Getting your spokesperson on BBC national TV and radio

Last week (ish) I attended a Gorkana media briefing with Rebecca Wearn from BBC Breakfast and Sean Farrington from BBC Radio 5 Live’s ‘Wake Up to Money’. These sorts of events are usually hosted in London, so it was great to get the chance to attend one in Manchester – yet another benefit of the BBC moving some of its operations to Salford.

There were some impressive figures bandied about. BBC Breakfast attracts around 7m viewers each day and up to 15m in a typical week. And while Wake Up to Money averages a less jaw-dropping 0.5m weekly listeners, it’s recognised for setting agendas and, due to its early morning slot, often sources the guests that end up on the BBC’s broadcast coverage throughout the day.

Here are the top 5 take outs for PR’s wanting to secure a slot on national BBC broadcast shows:

#1 Tune in to the national news agenda
It’s tough to hear but the BBC probably isn’t that interested in the opening of your brand’s 1000th store. Rebecca Wearn told us so. National BBC outlets deal with the biggest issues of the day, so in most cases what they really want from your brand is an insight into a topical issue that they’re already talking about. A great PR will be scanning the topical issues in their field all the time and when an opportunity arises where their spokesperson will be able to offer valuable insight, they’ll make contact. Daily news monitoring and regular environmental scanning is a must.

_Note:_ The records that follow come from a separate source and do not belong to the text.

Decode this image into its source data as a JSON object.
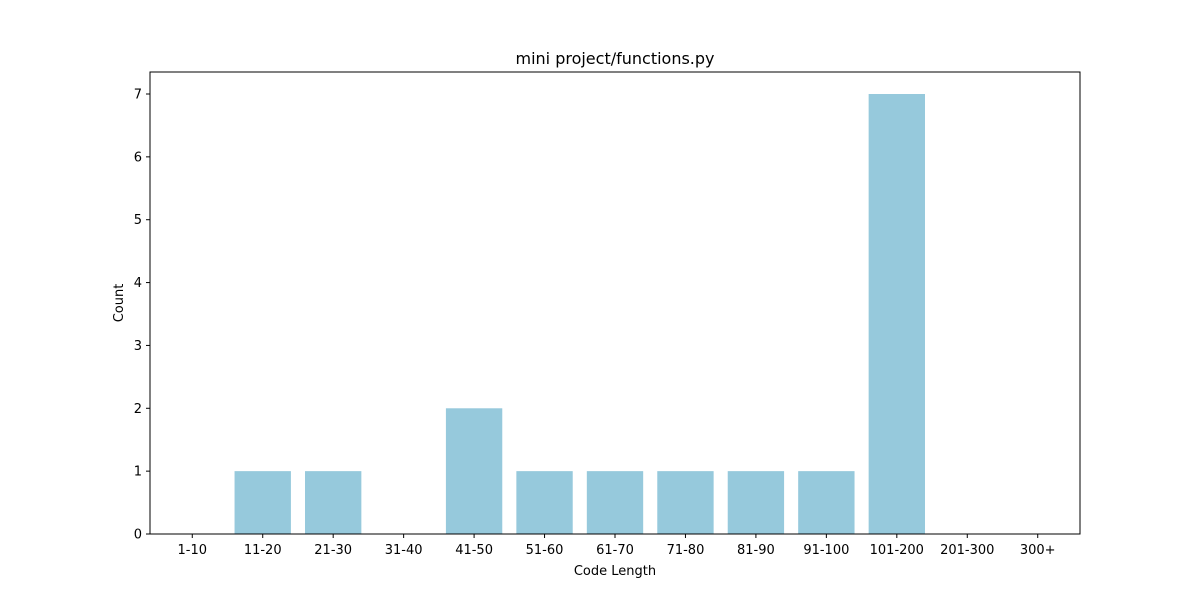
{
  "chart_data": {
    "type": "bar",
    "title": "mini project/functions.py",
    "xlabel": "Code Length",
    "ylabel": "Count",
    "categories": [
      "1-10",
      "11-20",
      "21-30",
      "31-40",
      "41-50",
      "51-60",
      "61-70",
      "71-80",
      "81-90",
      "91-100",
      "101-200",
      "201-300",
      "300+"
    ],
    "values": [
      0,
      1,
      1,
      0,
      2,
      1,
      1,
      1,
      1,
      1,
      7,
      0,
      0
    ],
    "yticks": [
      0,
      1,
      2,
      3,
      4,
      5,
      6,
      7
    ],
    "ylim": [
      0,
      7.35
    ],
    "bar_color": "#96c9dc",
    "grid": false,
    "legend": "none"
  }
}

#2 Put your best woman forward
Last year, the BBC launched an expert women database to try to increase the number of female spokespersons involved in its programmes. So it should come as no surprise that, given the choice between two guests of equal merit but opposite gender, both Breakfast and 5Live will always choose the female of the species. This is really a noble attempt by the BBC to balance its output and both Sean and Rebecca spoke about the added variety and different perspective female experts can offer as a benefit. So if you have a female expert on hand, use her!

#3 Talk like a real person
It’s quite an obvious point but when the BBC puts experts on its TV programmes and radio shows what it really wants is for people to be able to understand them and relate to what they’re saying. What they don’t want is for business people to start talking about ‘streamlining our strategy’. Nobody wants that. It’s also massively important that brand mentions are subtle and relevant to the conversation. The quickest way to get a BBC interview cut short is to crowbar a series of unnecessary brand mentions into the conversation. That’s also the quickest way to get your expert’s name crossed out of the BBC’s little black book for future interviews too. PR is about relationships and it seems that relationships don’t come back from being cut off in a live national broadcast interview.

PR meme

#4 Location, location, location
For Rebecca, once she has decided to do a story for BBC Breakfast, the first priority is to find the right location. As a visual medium, location is of course incredibly important for TV, so it’s useful to think how you can use what’s at your disposal to add visual value to the story. If you’re lucky enough to be blessed with a location that looks great and would tie in with a story that’s often in the news, you might want to pull together a portfolio of photos. Rebecca keeps a folder of her favourite locations with her at all times so she can consider them for future stories. It might be worth trying to get into that folder…

#5 Know that they want to work with YOU
I don’t know whether it was the 200 PR professionals sat between them and the exit but both Sean and Rebecca assured us that they like working with good PR’s whenever possible. We can put them in touch with the people they want to talk to and we can help to ensure that those people understand the boundaries too. In return, the BBC will always be honest about the purpose of an interview. They’re happy to talk PR’s and spokespeople through the format of the interview and the main areas of questioning (though not to such a degree that the expert can rehearse their answers) and they won’t change the interview focus without letting you know in advance either.

#Bonus – poll 2,000 people or more
If you do a survey, make sure you get at least 2,000 respondents. The exception is if you have polled a specialist group such as GP’s. In that case the BBC may accept smaller sample.